Converting Responses Back to Params for Multi-turn
The SDK's type system is designed to make response-to-parameter conversion straightforward. The Message response model has a content field of type List[ContentBlock], and the MessageParam TypedDict accepts content as either a str or an Iterable[ContentBlockParam]. Critically, ContentBlock (the response type) is included in the union accepted by MessageParam.content, which means response content blocks can be passed directly back as input without manual conversion:
# The response's content blocks are directly compatible with MessageParam
messages.append({"role": "assistant", "content": response.content})
This design eliminates a common source of bugs in multi-turn implementations where developers would need to manually map response objects to request objects.

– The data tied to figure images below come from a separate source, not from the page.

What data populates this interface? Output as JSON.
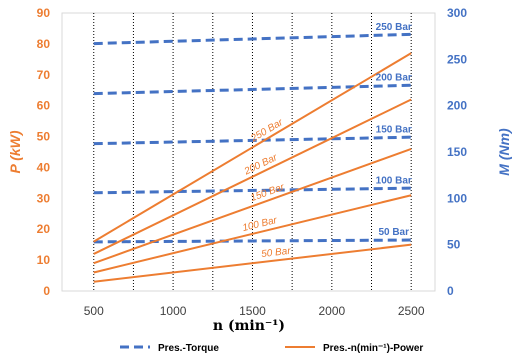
{
  "chart_data": {
    "type": "line",
    "xlabel": "n (min⁻¹)",
    "ylabel_left": "P (kW)",
    "ylabel_right": "M (Nm)",
    "xlim": [
      300,
      2650
    ],
    "ylim_left": [
      0,
      90
    ],
    "ylim_right": [
      0,
      300
    ],
    "x_ticks": [
      "500",
      "1000",
      "1500",
      "2000",
      "2500"
    ],
    "y_left_ticks": [
      "0",
      "10",
      "20",
      "30",
      "40",
      "50",
      "60",
      "70",
      "80",
      "90"
    ],
    "y_right_ticks": [
      "0",
      "50",
      "100",
      "150",
      "200",
      "250",
      "300"
    ],
    "x_gridlines": [
      500,
      750,
      1000,
      1250,
      1500,
      1750,
      2000,
      2250,
      2500
    ],
    "grid": true,
    "colors": {
      "power": "#ed7d31",
      "torque": "#4472c4"
    },
    "power_series": [
      {
        "label": "50 Bar",
        "x": [
          500,
          2500
        ],
        "y": [
          3,
          15
        ]
      },
      {
        "label": "100 Bar",
        "x": [
          500,
          2500
        ],
        "y": [
          6,
          31
        ]
      },
      {
        "label": "150 Bar",
        "x": [
          500,
          2500
        ],
        "y": [
          9,
          46
        ]
      },
      {
        "label": "200 Bar",
        "x": [
          500,
          2500
        ],
        "y": [
          12,
          62
        ]
      },
      {
        "label": "250 Bar",
        "x": [
          500,
          2500
        ],
        "y": [
          16,
          77
        ]
      }
    ],
    "torque_series": [
      {
        "label": "50 Bar",
        "x": [
          500,
          2500
        ],
        "y": [
          53,
          55
        ]
      },
      {
        "label": "100 Bar",
        "x": [
          500,
          2500
        ],
        "y": [
          106,
          111
        ]
      },
      {
        "label": "150 Bar",
        "x": [
          500,
          2500
        ],
        "y": [
          159,
          166
        ]
      },
      {
        "label": "200 Bar",
        "x": [
          500,
          2500
        ],
        "y": [
          213,
          222
        ]
      },
      {
        "label": "250 Bar",
        "x": [
          500,
          2500
        ],
        "y": [
          267,
          277
        ]
      }
    ],
    "legend": {
      "position": "bottom",
      "items": [
        {
          "label": "Pres.-Torque",
          "style": "dashed",
          "color": "#4472c4"
        },
        {
          "label": "Pres.-n(min⁻¹)-Power",
          "style": "solid",
          "color": "#ed7d31"
        }
      ]
    }
  }
}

Role Alternation Constraint
The Messages API enforces a structural constraint on the message list: messages must alternate between "user" and "assistant" roles. The API provides some flexibility:
- Consecutive same-role messages are merged -- If the caller sends two consecutive
"user"messages, the API automatically combines them into a single turn. This simplifies programmatic construction where strict alternation would require manual merging. - First message must be user -- The conversation must begin with a
"user"role message. - Assistant prefilling -- If the last message has role
"assistant", the model continues from that content rather than generating a new turn. This is useful for constraining the output format (e.g., forcing the model to start with a specific prefix).
System Prompt Separation
There is no "system" role in the messages list. System prompts are provided through a separate top-level system parameter. This separation:
- Keeps the alternating user/assistant structure clean
- Allows the system prompt to be changed between turns without modifying the message list
- Enables structured system prompts (arrays of
TextBlockParam) with cache control
Conversation Truncation and Window Management
Since the full message list is sent with every request and token costs grow linearly, practical applications need strategies for managing conversation length:
- Sliding window -- Keep only the most recent N turns
- Summarization -- Replace older turns with a condensed summary
- Token counting -- Use
Messages.count_tokens()to measure the conversation size before sending
The SDK does not impose any of these strategies -- they are left to the application developer -- but the count_tokens endpoint provides the token-counting primitive needed to implement them.
Design Constraints
- Maximum of 100,000 messages per request.
- The
MessageParamTypedDict has exactly two required fields:role(Literal["user", "assistant"]) andcontent. - Content can be a simple
strfor text-only messages or anIterableof typed content blocks for multimodal messages (images, documents, tool results). - Token usage reported in
Usageincludes all messages in the request, not just the new user message.